Abstract

The fruit fly wing develops from an epithelium called the imaginal disc, which grows continuously during fly larval development. At the start of the pupal development phase it everts and forms a double layered pupal wing. Large scale tissue flows reshape the pupal wing over ~16 hours of pupal morphogenesis. How do cellular processes and mechanical stresses lead to the proper reshaping of the wing and how does a shape defect arise in a dumpy mutant wing? We observe the dorsal wing layer during pupal morphogenesis in vivo. Imaging the tissue at cellular resolution allows us to track individual cells in time and space and to identify different cellular processes: cell division, cell extrusion and T1 transitions. We calculate the contributions of these cellular processes to the overall tissue shape changes using the Triangle Method. Furthermore, we develop a hydrodynamic theory to relate tissue stresses to tissue deformations and cell shape changes [Etournay et al. eLife e07090; Etournay et al. eLife e14334; Merkel et al., arXiv:1607.00357; Popovic et al., https://arxiv.org/abs/1607.03304]. We find that at the early times of pupal morphogenesis blade cells elongate more than the blade tissue itself due to active T1 transitions acting to increase the cell elongation.

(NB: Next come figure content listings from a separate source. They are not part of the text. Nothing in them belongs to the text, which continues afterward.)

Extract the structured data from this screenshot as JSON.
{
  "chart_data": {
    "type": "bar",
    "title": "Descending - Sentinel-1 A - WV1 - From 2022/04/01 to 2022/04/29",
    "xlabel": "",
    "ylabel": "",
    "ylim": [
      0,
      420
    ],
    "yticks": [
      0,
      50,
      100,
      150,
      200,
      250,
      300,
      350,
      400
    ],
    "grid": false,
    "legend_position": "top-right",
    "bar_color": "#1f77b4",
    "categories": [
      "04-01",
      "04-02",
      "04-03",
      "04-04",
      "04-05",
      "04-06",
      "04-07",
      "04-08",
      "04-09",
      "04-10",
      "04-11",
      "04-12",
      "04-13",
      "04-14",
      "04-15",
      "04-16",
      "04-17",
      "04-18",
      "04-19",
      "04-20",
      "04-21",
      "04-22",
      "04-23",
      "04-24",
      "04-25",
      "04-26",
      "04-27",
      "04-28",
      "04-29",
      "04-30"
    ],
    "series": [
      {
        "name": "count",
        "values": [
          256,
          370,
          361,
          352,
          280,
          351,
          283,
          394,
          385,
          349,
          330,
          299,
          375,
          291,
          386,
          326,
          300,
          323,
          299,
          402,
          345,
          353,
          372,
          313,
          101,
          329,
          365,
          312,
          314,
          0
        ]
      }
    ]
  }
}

In the context of the hydrodynamic theory we describe the shear flow contribution from the T1 transitions as a linear function of cell elongation with an exponential memory kernel. These memory effects produce a tissue rheology that differs from the standard Maxwell viscoelastic material by an effective inertial element and can lead to damped oscillations in the tissue. Finally, we construct a simple model of the pupal wing morphogenesis and we find that the misshaped dumpy mutant wing can be understood as the wild type wing tissue with compromised boundary attachments to the surrounding cuticle.